Fort Meigs survived two sieges by British troops led by General Proctor and the last major Native American confederation led by Tecumseh. The Americans survived the British bombings by digging small caves into the fort's earthworks and staying under cover. Tecumseh left the second siege disgusted that it was impossible to fight people who live like “groundhogs”.
While this reconstructed fort provides a unique experience for anyone interested in local history and the War of 1812, the journals of the soldiers who built the original fort and lived inside its wooden palisades provide fascinating snapshots of life inside what became known as the "Gibraltar of the West."
An excellent account was chronicled by Captain Daniel Cushing in his personal diary, October, 1812–July, 1813. He recorded the following entry in March 1813, a month in which two to three men were dying every day at the fort due to disease or the elements:
“Our camp is overwhelmed with mud and water...”

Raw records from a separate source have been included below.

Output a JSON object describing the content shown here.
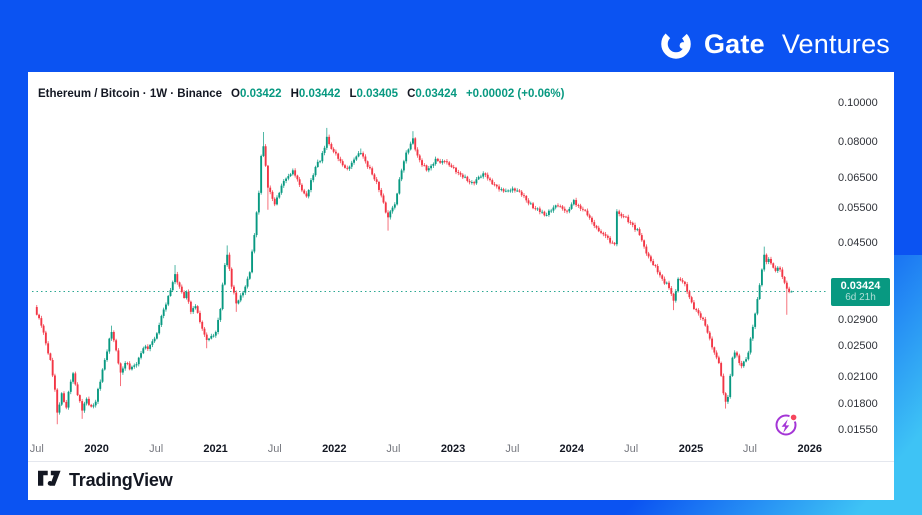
{
  "brand": {
    "blue": "#0B53F2",
    "corner_cyan": "#3EC3F5",
    "gate_bold": "Gate",
    "gate_light": "Ventures"
  },
  "header": {
    "title": "Ethereum / Bitcoin · 1W · Binance",
    "ohlc": [
      {
        "label": "O",
        "value": "0.03422"
      },
      {
        "label": "H",
        "value": "0.03442"
      },
      {
        "label": "L",
        "value": "0.03405"
      },
      {
        "label": "C",
        "value": "0.03424"
      }
    ],
    "change": "+0.00002 (+0.06%)"
  },
  "price_badge": {
    "price": "0.03424",
    "countdown": "6d 21h",
    "color": "#089981"
  },
  "footer": {
    "brand": "TradingView"
  },
  "colors": {
    "up": "#089981",
    "down": "#F23645",
    "dotted_line": "#089981",
    "text_dark": "#131722",
    "text_gray": "#76787F"
  },
  "chart_data": {
    "type": "candlestick",
    "title": "Ethereum / Bitcoin",
    "exchange": "Binance",
    "timeframe": "1W",
    "scale": "log",
    "grid": "off",
    "legend_position": "none",
    "x_range_labels": [
      "Jul 2019",
      "Jan 2026"
    ],
    "y_axis_range": [
      0.0147,
      0.1047
    ],
    "last_price_line": 0.03424,
    "current_candle": {
      "open": 0.03422,
      "high": 0.03442,
      "low": 0.03405,
      "close": 0.03424
    },
    "y_ticks": [
      {
        "text": "0.10000",
        "value": 0.1
      },
      {
        "text": "0.08000",
        "value": 0.08
      },
      {
        "text": "0.06500",
        "value": 0.065
      },
      {
        "text": "0.05500",
        "value": 0.055
      },
      {
        "text": "0.04500",
        "value": 0.045
      },
      {
        "text": "0.02900",
        "value": 0.029
      },
      {
        "text": "0.02500",
        "value": 0.025
      },
      {
        "text": "0.02100",
        "value": 0.021
      },
      {
        "text": "0.01800",
        "value": 0.018
      },
      {
        "text": "0.01550",
        "value": 0.0155
      }
    ],
    "x_ticks": [
      {
        "text": "Jul",
        "w": 0,
        "bold": false
      },
      {
        "text": "2020",
        "w": 26.4,
        "bold": true
      },
      {
        "text": "Jul",
        "w": 52.7,
        "bold": false
      },
      {
        "text": "2021",
        "w": 78.9,
        "bold": true
      },
      {
        "text": "Jul",
        "w": 105.0,
        "bold": false
      },
      {
        "text": "2022",
        "w": 131.3,
        "bold": true
      },
      {
        "text": "Jul",
        "w": 157.4,
        "bold": false
      },
      {
        "text": "2023",
        "w": 183.7,
        "bold": true
      },
      {
        "text": "Jul",
        "w": 209.9,
        "bold": false
      },
      {
        "text": "2024",
        "w": 236.1,
        "bold": true
      },
      {
        "text": "Jul",
        "w": 262.3,
        "bold": false
      },
      {
        "text": "2025",
        "w": 288.7,
        "bold": true
      },
      {
        "text": "Jul",
        "w": 314.7,
        "bold": false
      },
      {
        "text": "2026",
        "w": 341.1,
        "bold": true
      }
    ],
    "anchors": [
      [
        0,
        0.03
      ],
      [
        2,
        0.0282
      ],
      [
        4,
        0.0255
      ],
      [
        6,
        0.0232
      ],
      [
        8,
        0.0196
      ],
      [
        9,
        0.0172,
        null,
        0.0161
      ],
      [
        10,
        0.018
      ],
      [
        11,
        0.0192
      ],
      [
        13,
        0.0177
      ],
      [
        15,
        0.0205
      ],
      [
        16,
        0.0215
      ],
      [
        18,
        0.019
      ],
      [
        20,
        0.0174,
        null,
        0.0166
      ],
      [
        22,
        0.0186
      ],
      [
        24,
        0.0178
      ],
      [
        26,
        0.0183
      ],
      [
        28,
        0.0205
      ],
      [
        30,
        0.0232
      ],
      [
        32,
        0.0262
      ],
      [
        33,
        0.0272,
        0.0282
      ],
      [
        35,
        0.0245
      ],
      [
        37,
        0.0216,
        null,
        0.02
      ],
      [
        39,
        0.0228
      ],
      [
        41,
        0.022
      ],
      [
        43,
        0.0225
      ],
      [
        45,
        0.0235
      ],
      [
        47,
        0.0248
      ],
      [
        49,
        0.0247
      ],
      [
        51,
        0.0258
      ],
      [
        53,
        0.027
      ],
      [
        55,
        0.0298
      ],
      [
        57,
        0.0318
      ],
      [
        59,
        0.0345
      ],
      [
        61,
        0.0378,
        0.0398
      ],
      [
        63,
        0.0352
      ],
      [
        65,
        0.033
      ],
      [
        66,
        0.0342
      ],
      [
        68,
        0.0305
      ],
      [
        70,
        0.0315
      ],
      [
        72,
        0.0288
      ],
      [
        74,
        0.0268
      ],
      [
        75,
        0.026,
        null,
        0.0248
      ],
      [
        77,
        0.0266
      ],
      [
        79,
        0.0272
      ],
      [
        81,
        0.031
      ],
      [
        83,
        0.0398
      ],
      [
        84,
        0.0422,
        0.0445
      ],
      [
        86,
        0.0352
      ],
      [
        88,
        0.032,
        null,
        0.0305
      ],
      [
        90,
        0.0335
      ],
      [
        92,
        0.0352
      ],
      [
        94,
        0.0382
      ],
      [
        96,
        0.0472
      ],
      [
        98,
        0.06
      ],
      [
        99,
        0.074
      ],
      [
        100,
        0.0782,
        0.0848
      ],
      [
        101,
        0.07
      ],
      [
        102,
        0.0618,
        null,
        0.0545
      ],
      [
        104,
        0.058
      ],
      [
        105,
        0.0562
      ],
      [
        107,
        0.06
      ],
      [
        109,
        0.0642
      ],
      [
        111,
        0.066
      ],
      [
        113,
        0.0682
      ],
      [
        115,
        0.0648
      ],
      [
        116,
        0.0628
      ],
      [
        118,
        0.0598
      ],
      [
        119,
        0.0588
      ],
      [
        121,
        0.0645
      ],
      [
        123,
        0.0695
      ],
      [
        125,
        0.0718
      ],
      [
        127,
        0.0775
      ],
      [
        128,
        0.0825,
        0.0868
      ],
      [
        129,
        0.0792
      ],
      [
        131,
        0.0758
      ],
      [
        133,
        0.0728
      ],
      [
        135,
        0.0702
      ],
      [
        137,
        0.0688
      ],
      [
        139,
        0.0712
      ],
      [
        141,
        0.0738
      ],
      [
        143,
        0.0752,
        0.0772
      ],
      [
        145,
        0.0718
      ],
      [
        147,
        0.069
      ],
      [
        149,
        0.0648
      ],
      [
        151,
        0.061
      ],
      [
        153,
        0.0568
      ],
      [
        155,
        0.0522,
        null,
        0.0484
      ],
      [
        156,
        0.054
      ],
      [
        158,
        0.0562
      ],
      [
        160,
        0.0648
      ],
      [
        162,
        0.0718
      ],
      [
        164,
        0.0768
      ],
      [
        166,
        0.0818,
        0.0852
      ],
      [
        168,
        0.0742
      ],
      [
        170,
        0.0702
      ],
      [
        172,
        0.0682
      ],
      [
        174,
        0.07
      ],
      [
        176,
        0.0728
      ],
      [
        178,
        0.0712
      ],
      [
        180,
        0.0718
      ],
      [
        182,
        0.0702
      ],
      [
        184,
        0.0692
      ],
      [
        186,
        0.0672
      ],
      [
        188,
        0.0655
      ],
      [
        190,
        0.0642
      ],
      [
        192,
        0.0638
      ],
      [
        194,
        0.0648
      ],
      [
        196,
        0.0658
      ],
      [
        198,
        0.0665
      ],
      [
        200,
        0.0645
      ],
      [
        202,
        0.0628
      ],
      [
        204,
        0.0612
      ],
      [
        206,
        0.0605
      ],
      [
        208,
        0.0608
      ],
      [
        210,
        0.0615
      ],
      [
        212,
        0.0608
      ],
      [
        214,
        0.0592
      ],
      [
        216,
        0.0575
      ],
      [
        218,
        0.0565
      ],
      [
        220,
        0.0548
      ],
      [
        222,
        0.0538
      ],
      [
        224,
        0.0528
      ],
      [
        226,
        0.0542
      ],
      [
        228,
        0.0552
      ],
      [
        230,
        0.0556
      ],
      [
        232,
        0.0548
      ],
      [
        234,
        0.054
      ],
      [
        236,
        0.0562
      ],
      [
        237,
        0.0576
      ],
      [
        239,
        0.0558
      ],
      [
        241,
        0.0545
      ],
      [
        243,
        0.0528
      ],
      [
        245,
        0.0508
      ],
      [
        247,
        0.0492
      ],
      [
        249,
        0.0478
      ],
      [
        251,
        0.047
      ],
      [
        253,
        0.0452
      ],
      [
        255,
        0.0448
      ],
      [
        256,
        0.054
      ],
      [
        257,
        0.0532
      ],
      [
        259,
        0.0524
      ],
      [
        261,
        0.0508
      ],
      [
        263,
        0.05
      ],
      [
        265,
        0.0488
      ],
      [
        267,
        0.0458
      ],
      [
        268,
        0.0442
      ],
      [
        270,
        0.0418
      ],
      [
        272,
        0.0398
      ],
      [
        274,
        0.0382
      ],
      [
        276,
        0.0368
      ],
      [
        278,
        0.036
      ],
      [
        280,
        0.0338
      ],
      [
        281,
        0.0325,
        null,
        0.0308
      ],
      [
        283,
        0.0368
      ],
      [
        285,
        0.0362
      ],
      [
        287,
        0.0342
      ],
      [
        289,
        0.0322
      ],
      [
        291,
        0.0308
      ],
      [
        293,
        0.0295
      ],
      [
        295,
        0.0282
      ],
      [
        297,
        0.0262
      ],
      [
        299,
        0.0242
      ],
      [
        301,
        0.0228
      ],
      [
        302,
        0.0212
      ],
      [
        303,
        0.0192
      ],
      [
        304,
        0.0183,
        null,
        0.0176
      ],
      [
        305,
        0.0188
      ],
      [
        306,
        0.0212
      ],
      [
        307,
        0.0235
      ],
      [
        308,
        0.0242
      ],
      [
        309,
        0.0238
      ],
      [
        310,
        0.0228
      ],
      [
        311,
        0.0224
      ],
      [
        312,
        0.023
      ],
      [
        313,
        0.0233
      ],
      [
        314,
        0.0242
      ],
      [
        315,
        0.0262
      ],
      [
        316,
        0.028
      ],
      [
        317,
        0.0302
      ],
      [
        318,
        0.0328
      ],
      [
        319,
        0.0355
      ],
      [
        320,
        0.0388
      ],
      [
        321,
        0.0422,
        0.0442
      ],
      [
        322,
        0.0405
      ],
      [
        323,
        0.0412
      ],
      [
        324,
        0.0402
      ],
      [
        325,
        0.0392
      ],
      [
        326,
        0.0385
      ],
      [
        327,
        0.0392
      ],
      [
        328,
        0.0388
      ],
      [
        329,
        0.0372
      ],
      [
        330,
        0.036
      ],
      [
        331,
        0.0348,
        null,
        0.03
      ],
      [
        332,
        0.0342
      ]
    ]
  }
}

One month later, he documented the intensity of the first siege of Fort Meigs on May 1, 1813:
At 2 o'clock in the morning the British opened their artillery upon our garrison from their gun-boats... At 8 o'clock they hoisted the red flag at their lower battery and commenced firing with 24-, 12- and 6-pounders, and eight inch mortars. They fired at us this day 240 shot and shells; did very little damage. They continued firing shells through the night but not often, just enough to keep our camp from rest. We keep up a heavy fire on them all day from different parts of our camp.
Alexander Bourne, an Adjutant in the Ohio Militia recorded this first-hand account of his role in the first siege.

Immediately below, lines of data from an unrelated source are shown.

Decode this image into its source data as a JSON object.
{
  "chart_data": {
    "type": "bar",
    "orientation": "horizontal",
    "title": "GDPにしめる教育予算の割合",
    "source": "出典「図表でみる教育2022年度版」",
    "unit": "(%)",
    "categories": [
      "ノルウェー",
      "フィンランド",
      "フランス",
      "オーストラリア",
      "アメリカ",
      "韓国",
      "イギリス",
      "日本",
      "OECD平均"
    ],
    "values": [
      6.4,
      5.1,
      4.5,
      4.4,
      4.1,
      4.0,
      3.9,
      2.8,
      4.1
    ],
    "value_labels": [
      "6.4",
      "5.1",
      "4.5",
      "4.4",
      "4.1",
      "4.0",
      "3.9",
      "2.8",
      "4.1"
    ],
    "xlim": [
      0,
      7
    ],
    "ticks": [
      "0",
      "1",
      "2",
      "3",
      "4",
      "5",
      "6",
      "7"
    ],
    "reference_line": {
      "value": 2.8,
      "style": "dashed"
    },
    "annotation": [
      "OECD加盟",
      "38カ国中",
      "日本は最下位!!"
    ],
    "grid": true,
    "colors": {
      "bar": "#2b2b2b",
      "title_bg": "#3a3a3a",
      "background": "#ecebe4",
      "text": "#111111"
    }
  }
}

"About the middle of the siege, Captain Wood ordered me to take a fatigue party and throw up a short entrenchment near the rear line. The ground, however, was very exposed, being nearly in range of the powder magazine, at which time the enemy were throwing red-hot balls to blow it up, and these balls passed between the men, hissing and boiling in the bank. The men would leave their work and declare they could not stand it.
Captain Wood gave me an unlimited order for whisky and directed me to give it to my men every half-hour and make them drink until they were insensible to fear, but not too drunk to stand and work. He said, 'There is no other way; it must be done in extreme cases', and so I did it. The men kept at their work, reeling and cursing the British. I lost not a man."
After surviving the first siege in May, and another focused around subterfuge in July of 1813, Fort Meigs was torn down and rebuilt on a smaller scale. The American army left the fort at the end of the summer to pursue the British, and their Indian allies, into Canada—leaving 100 Ohio militiamen behind to guard Fort Meigs.